Vergleiche mit Obama

Vielleicht liegt es an ihrer Biografie, dass sie immer wieder mit Barack Obama verglichen wird. Dem Sohn einer weißen Mutter aus Kansas und eines schwarzen Vaters aus Kenia, der das eigene Land immer auch mit den Augen eines kritischen Beobachters sehen konnte. Letzteres sagt man auch über Harris. Für die USA ist die Welterfahrung der 56-Jährigen keineswegs selbstverständlich – manchmal wird die eigene Ignoranz sogar als Ausdruck besonderer Vaterlandsliebe gefeiert. Vielleicht liegt es auch daran, dass Harris, die in der politischen Mitte zu Hause ist, von Anhängern Trumps derart angefeindet, zur Kommunistin gestempelt, als eine Fremde charakterisiert wurde.

Man könne Menschen nicht in Schubladen sortieren, sagte Harris, als sie skizzierte, mit welcher Leitmelodie sie in den Wahlkampf 2020 zu ziehen gedachte. Niemand lebe ein Leben, in dem sich alles nur um ein Thema drehe, "das man allein durch die Linse eines einzigen Themas betrachten kann". Was die Leute wollten, seien Politiker, die der Komplexität jedes einzelnen Lebens gerecht würden.

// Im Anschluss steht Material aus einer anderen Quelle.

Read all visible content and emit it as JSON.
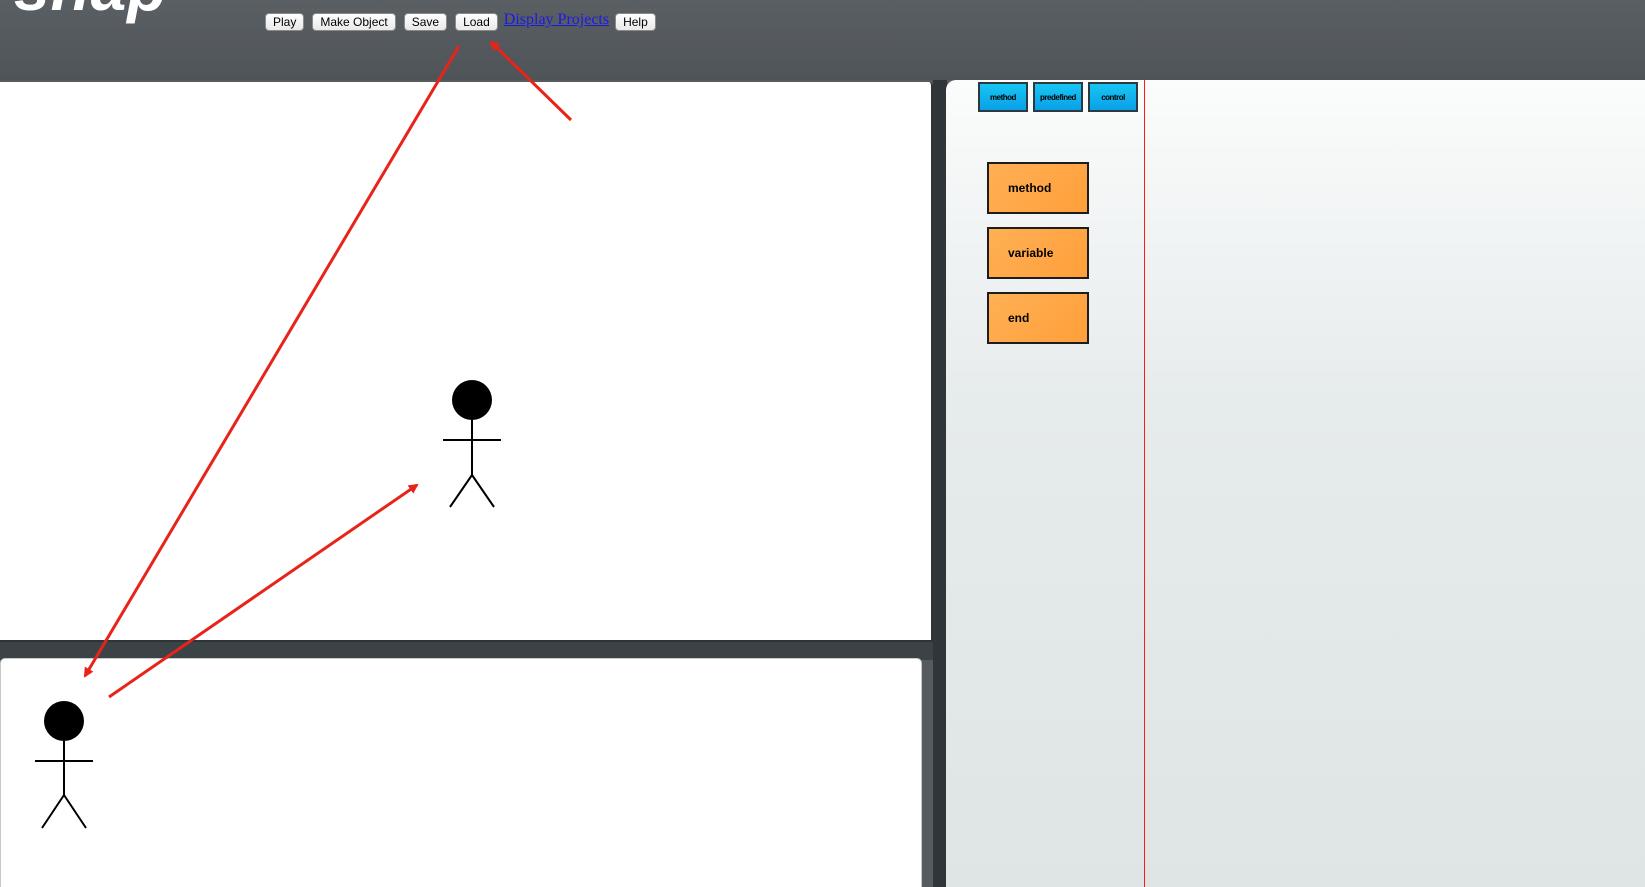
{
  "header": {
    "logo_text": "snap"
  },
  "toolbar": {
    "buttons": [
      {
        "label": "Play"
      },
      {
        "label": "Make Object"
      },
      {
        "label": "Save"
      },
      {
        "label": "Load"
      }
    ],
    "link_label": "Display Projects",
    "help_label": "Help"
  },
  "palette": {
    "categories": [
      {
        "label": "method"
      },
      {
        "label": "predefined"
      },
      {
        "label": "control"
      }
    ],
    "blocks": [
      {
        "label": "method"
      },
      {
        "label": "variable"
      },
      {
        "label": "end"
      }
    ]
  },
  "colors": {
    "header_bg": "#565b5f",
    "category_tab": "#0ab4ee",
    "block": "#ffa347",
    "annotation_arrow": "#e8231a",
    "palette_divider": "#ff1a1a"
  },
  "icons": {
    "stage_sprite": "stick-figure-icon",
    "sprite_thumbnail": "stick-figure-icon"
  }
}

Es war ihre Antwort auf die Schwarzweißbilder, die Stereotypen, die groben Vereinfachungen der Trumpisten. Das mit den Premieren, die ihre Mutter prophezeit hatte, ist seit Mittwoch um ein Kapitel reicher. Dr. Gopalans Tochter ist nicht nur die erste Frau im Vizepräsidentenamt, sie ist in dem Amt auch die erste Frau mit afroamerikanisch-karibischen und südasiatischen Wurzeln. (Frank Herrmann aus Washington, 20.1.2021)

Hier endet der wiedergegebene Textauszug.